我与刘祖老可谓是一对忘年交了,平日里,他总是隔三岔五要来我处坐坐。其住院前夕,我差不多有半月没有他的消息。出差在外的我甚是挂念,一打电话,电话那边传来的是低沉而嘶哑的声音,他告诉我:“我住院了,身体不太好,你工作很忙,千万别来看我。”第二天出差回来,我急急赶去医院。见我去看他,他的眼里放出光来,看得出,他很是高兴。尽管其时他满脸浮肿,但精神还算不错。当我得悉其患绝症以后,我不敢与他多聊。后来听闻他吐了血,我又赶去看他,但见其脸上黯然无光,且处在昏迷之中……我知道,刘祖老自己始终没有要走的准备,他对家人有许多事要交代,他对包括我在内的朋友也还有许多话要说,可他最终无法抗拒命运。他固然没有对家人作更多的交代,与朋友们也没有说上更多的话,但我笃信,无论家人抑或朋友,是应该明白刘祖老想说点什么、想做些什么的,不是吗?
初春的清晨,陪伴他的是鲜花和音乐,是他的家人和朋友。没有人大声号哭,好像怕惊醒他的好梦,其实是因为人们都记住了他生前曾经的嘱咐,他决不给“别人增添忧愁和悲伤”。亲人们和朋友们以最深沉的情感来和他道别,把眼泪流淌在心底深处。

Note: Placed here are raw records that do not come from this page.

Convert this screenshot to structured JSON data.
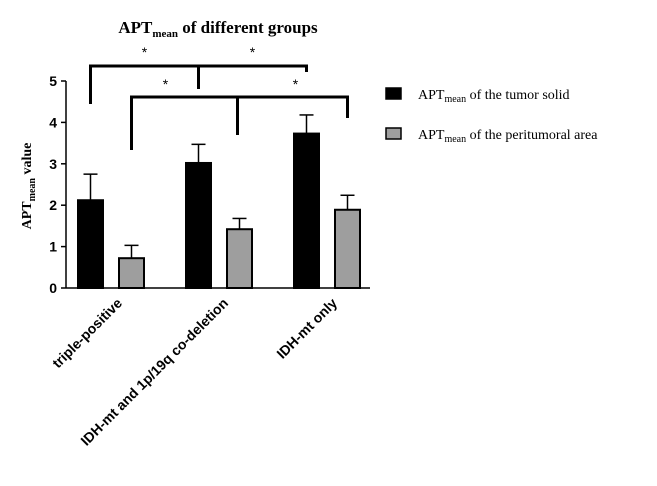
{
  "chart_data": {
    "type": "bar",
    "title": {
      "main": "APT",
      "sub": "mean",
      "rest": " of different groups"
    },
    "ylabel": {
      "main": "APT",
      "sub": "mean",
      "rest": " value"
    },
    "xlabel": "",
    "ylim": [
      0,
      5
    ],
    "yticks": [
      "0",
      "1",
      "2",
      "3",
      "4",
      "5"
    ],
    "categories": [
      "triple-positive",
      "IDH-mt and 1p/19q co-deletion",
      "IDH-mt only"
    ],
    "series": [
      {
        "name": "APTmean of the tumor solid",
        "legend": {
          "main": "APT",
          "sub": "mean",
          "rest": " of the tumor solid"
        },
        "color": "#000000",
        "values": [
          2.12,
          3.02,
          3.73
        ],
        "errors": [
          0.63,
          0.45,
          0.45
        ]
      },
      {
        "name": "APTmean of the peritumoral area",
        "legend": {
          "main": "APT",
          "sub": "mean",
          "rest": " of the peritumoral area"
        },
        "color": "#9e9e9e",
        "values": [
          0.72,
          1.42,
          1.89
        ],
        "errors": [
          0.31,
          0.26,
          0.35
        ]
      }
    ],
    "significance": [
      {
        "from": "triple-positive",
        "to": "IDH-mt and 1p/19q co-deletion",
        "label": "*"
      },
      {
        "from": "IDH-mt and 1p/19q co-deletion",
        "to": "IDH-mt only",
        "label": "*"
      },
      {
        "from": "triple-positive",
        "to": "IDH-mt and 1p/19q co-deletion",
        "label": "*"
      },
      {
        "from": "IDH-mt and 1p/19q co-deletion",
        "to": "IDH-mt only",
        "label": "*"
      }
    ]
  }
}
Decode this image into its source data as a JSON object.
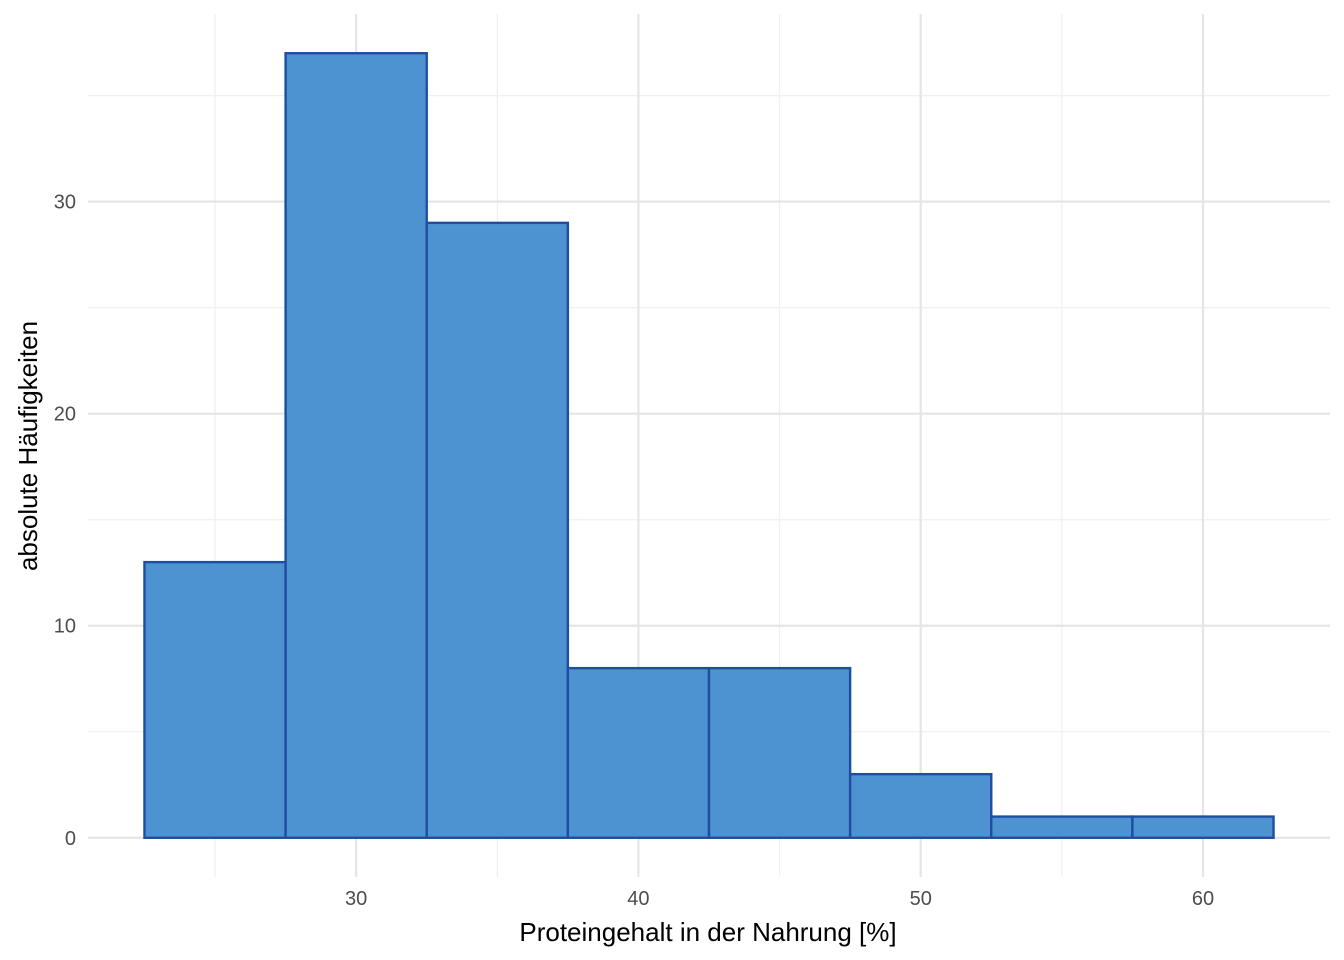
{
  "chart_data": {
    "type": "bar",
    "subtype": "histogram",
    "bins": [
      {
        "x0": 22.5,
        "x1": 27.5,
        "count": 13
      },
      {
        "x0": 27.5,
        "x1": 32.5,
        "count": 37
      },
      {
        "x0": 32.5,
        "x1": 37.5,
        "count": 29
      },
      {
        "x0": 37.5,
        "x1": 42.5,
        "count": 8
      },
      {
        "x0": 42.5,
        "x1": 47.5,
        "count": 8
      },
      {
        "x0": 47.5,
        "x1": 52.5,
        "count": 3
      },
      {
        "x0": 52.5,
        "x1": 57.5,
        "count": 1
      },
      {
        "x0": 57.5,
        "x1": 62.5,
        "count": 1
      }
    ],
    "xlabel": "Proteingehalt in der Nahrung [%]",
    "ylabel": "absolute Häufigkeiten",
    "xticks": [
      30,
      40,
      50,
      60
    ],
    "yticks": [
      0,
      10,
      20,
      30
    ],
    "xlim": [
      20.5,
      64.5
    ],
    "ylim": [
      -1.85,
      38.85
    ],
    "grid": true,
    "colors": {
      "fill": "#4d92d1",
      "outline": "#1f4ea0",
      "grid": "#e5e5e5"
    }
  }
}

人类的人文精神是一座广阔而高远的大山,高山仰止,人生渺小,每一个西西弗推石上山的数量毕竟有限,推石上山的方式各有长短,各有优拙,但不论规模与高度如何,只要推石上山有所进展,那就是充实的人生,人生的价值也将附着于人类的人文价值之上而长存不灭。刘祖老走了,他虽然走得匆忙,但他走得很欣慰,走得很踏实,因为他那充实而壮美的人生对得起哺育他滋养他的这个时代这个社会。